Jindal bases future on the youth
Gov. Bobby Jindal gave an enlightened talk at Destrehan Library last Thursday as part of a statewide “Building a Better Louisiana for Our Children” tour. It’s main focus was on the future of the state and how it rests with our younger people.
And in that context, he emphasized how we owe it to them to provide the infrastructure that will let them carry out a great future for Louisiana.
“They can’t be the first generation that does not get more opportunities than we had. Our state has had tough times in recent years. Four hurricanes and an historic oil spill could have done us in.
“But it didn’t. Louisiana will be okay because we have the best of people.” They are resilient, he emphasized.

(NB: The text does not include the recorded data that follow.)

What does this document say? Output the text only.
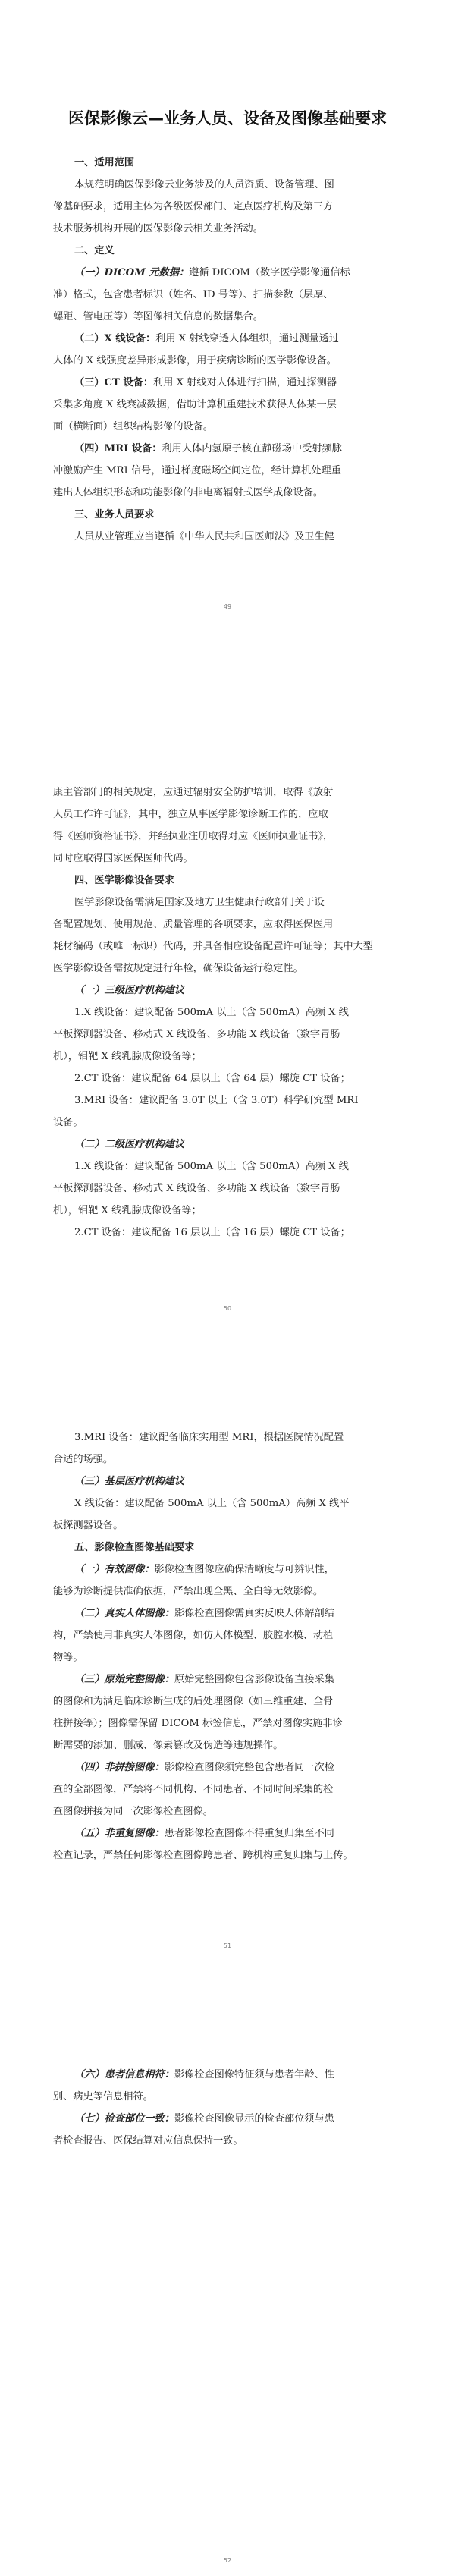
医保影像云—业务人员、设备及图像基础要求
一、适用范围
本规范明确医保影像云业务涉及的人员资质、设备管理、图
像基础要求，适用主体为各级医保部门、定点医疗机构及第三方
技术服务机构开展的医保影像云相关业务活动。
二、定义
（一）DICOM 元数据：遵循 DICOM（数字医学影像通信标
准）格式，包含患者标识（姓名、ID 号等）、扫描参数（层厚、
螺距、管电压等）等图像相关信息的数据集合。
（二）X 线设备：利用 X 射线穿透人体组织，通过测量透过
人体的 X 线强度差异形成影像，用于疾病诊断的医学影像设备。
（三）CT 设备：利用 X 射线对人体进行扫描，通过探测器
采集多角度 X 线衰减数据，借助计算机重建技术获得人体某一层
面（横断面）组织结构影像的设备。
（四）MRI 设备：利用人体内氢原子核在静磁场中受射频脉
冲激励产生 MRI 信号，通过梯度磁场空间定位，经计算机处理重
建出人体组织形态和功能影像的非电离辐射式医学成像设备。
三、业务人员要求
人员从业管理应当遵循《中华人民共和国医师法》及卫生健
49
康主管部门的相关规定，应通过辐射安全防护培训，取得《放射
人员工作许可证》，其中，独立从事医学影像诊断工作的，应取
得《医师资格证书》，并经执业注册取得对应《医师执业证书》，
同时应取得国家医保医师代码。
四、医学影像设备要求
医学影像设备需满足国家及地方卫生健康行政部门关于设
备配置规划、使用规范、质量管理的各项要求，应取得医保医用
耗材编码（或唯一标识）代码，并具备相应设备配置许可证等；其中大型
医学影像设备需按规定进行年检，确保设备运行稳定性。
（一）三级医疗机构建议
1.X 线设备：建议配备 500mA 以上（含 500mA）高频 X 线
平板探测器设备、移动式 X 线设备、多功能 X 线设备（数字胃肠
机），钼靶 X 线乳腺成像设备等；
2.CT 设备：建议配备 64 层以上（含 64 层）螺旋 CT 设备；
3.MRI 设备：建议配备 3.0T 以上（含 3.0T）科学研究型 MRI
设备。
（二）二级医疗机构建议
1.X 线设备：建议配备 500mA 以上（含 500mA）高频 X 线
平板探测器设备、移动式 X 线设备、多功能 X 线设备（数字胃肠
机），钼靶 X 线乳腺成像设备等；
2.CT 设备：建议配备 16 层以上（含 16 层）螺旋 CT 设备；
50
3.MRI 设备：建议配备临床实用型 MRI，根据医院情况配置
合适的场强。
（三）基层医疗机构建议
X 线设备：建议配备 500mA 以上（含 500mA）高频 X 线平
板探测器设备。
五、影像检查图像基础要求
（一）有效图像：影像检查图像应确保清晰度与可辨识性，
能够为诊断提供准确依据，严禁出现全黑、全白等无效影像。
（二）真实人体图像：影像检查图像需真实反映人体解剖结
构，严禁使用非真实人体图像，如仿人体模型、胶腔水模、动植
物等。
（三）原始完整图像：原始完整图像包含影像设备直接采集
的图像和为满足临床诊断生成的后处理图像（如三维重建、全骨
柱拼接等）；图像需保留 DICOM 标签信息，严禁对图像实施非诊
断需要的添加、删减、像素篡改及伪造等违规操作。
（四）非拼接图像：影像检查图像须完整包含患者同一次检
查的全部图像，严禁将不同机构、不同患者、不同时间采集的检
查图像拼接为同一次影像检查图像。
（五）非重复图像：患者影像检查图像不得重复归集至不同
检查记录，严禁任何影像检查图像跨患者、跨机构重复归集与上传。
51
（六）患者信息相符：影像检查图像特征须与患者年龄、性
别、病史等信息相符。
（七）检查部位一致：影像检查图像显示的检查部位须与患
者检查报告、医保结算对应信息保持一致。
52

He criticized the federal government for slowing down recovery from the oil spill by saying they couldn’t take certain actions because they had never done that before.
“The right hand of government didn’t know what the left hand was doing. As a result, the oil sat in the wetlands while they were delaying.” Jindal claimed that Louisiana people came up with successful ideas that eventually were put into use. He said the “de facto moratorium” on drilling in the Gulf was instituted by the federal government after it was decided by experts that it was not necessary.
The governor said the current recession is the worst since the great depression. He pointed out that the federal government owes $14 trillion and wants to double that debt in the next decade. “Inflation rates will go up if they do it.”
Jindal emphasized that the people have to create a state that will stop “our sons and daughters from leaving” and will get those who left to come back. He related a joke which Congressman Billy Tauzin used to tell: “Half the people in Louisiana are under water and the other half is under indictment.” But he added that Louisiana, which was in the bottom five of the states, is now in the top five.
He pointed out that as long as he is governor, he will not raise taxes. He will work to improve health care and education without it.
“Not every student will go to college,” he said, emphasizing that high schools and vocational schools can do a great job in preparing people for work. He emphasized that students should stay in school until they are ready for the work world. Those who do not tend to commit crimes and take drugs.
But Jindal is optimistic about the future of the state. “No doubt we will outperform the rest of the country.”
The governor praised the work of the Louisiana National Guard which has 3,000 members serving in the Iraq area and others in Haiti. And they worked 24/7 during and after the oil spill, doing a great job in moving rock and sand and other necessary tasks, he pointed out..
As for his New Year’s resolutions, Jindal wants the state to continue to outgrow the national economy.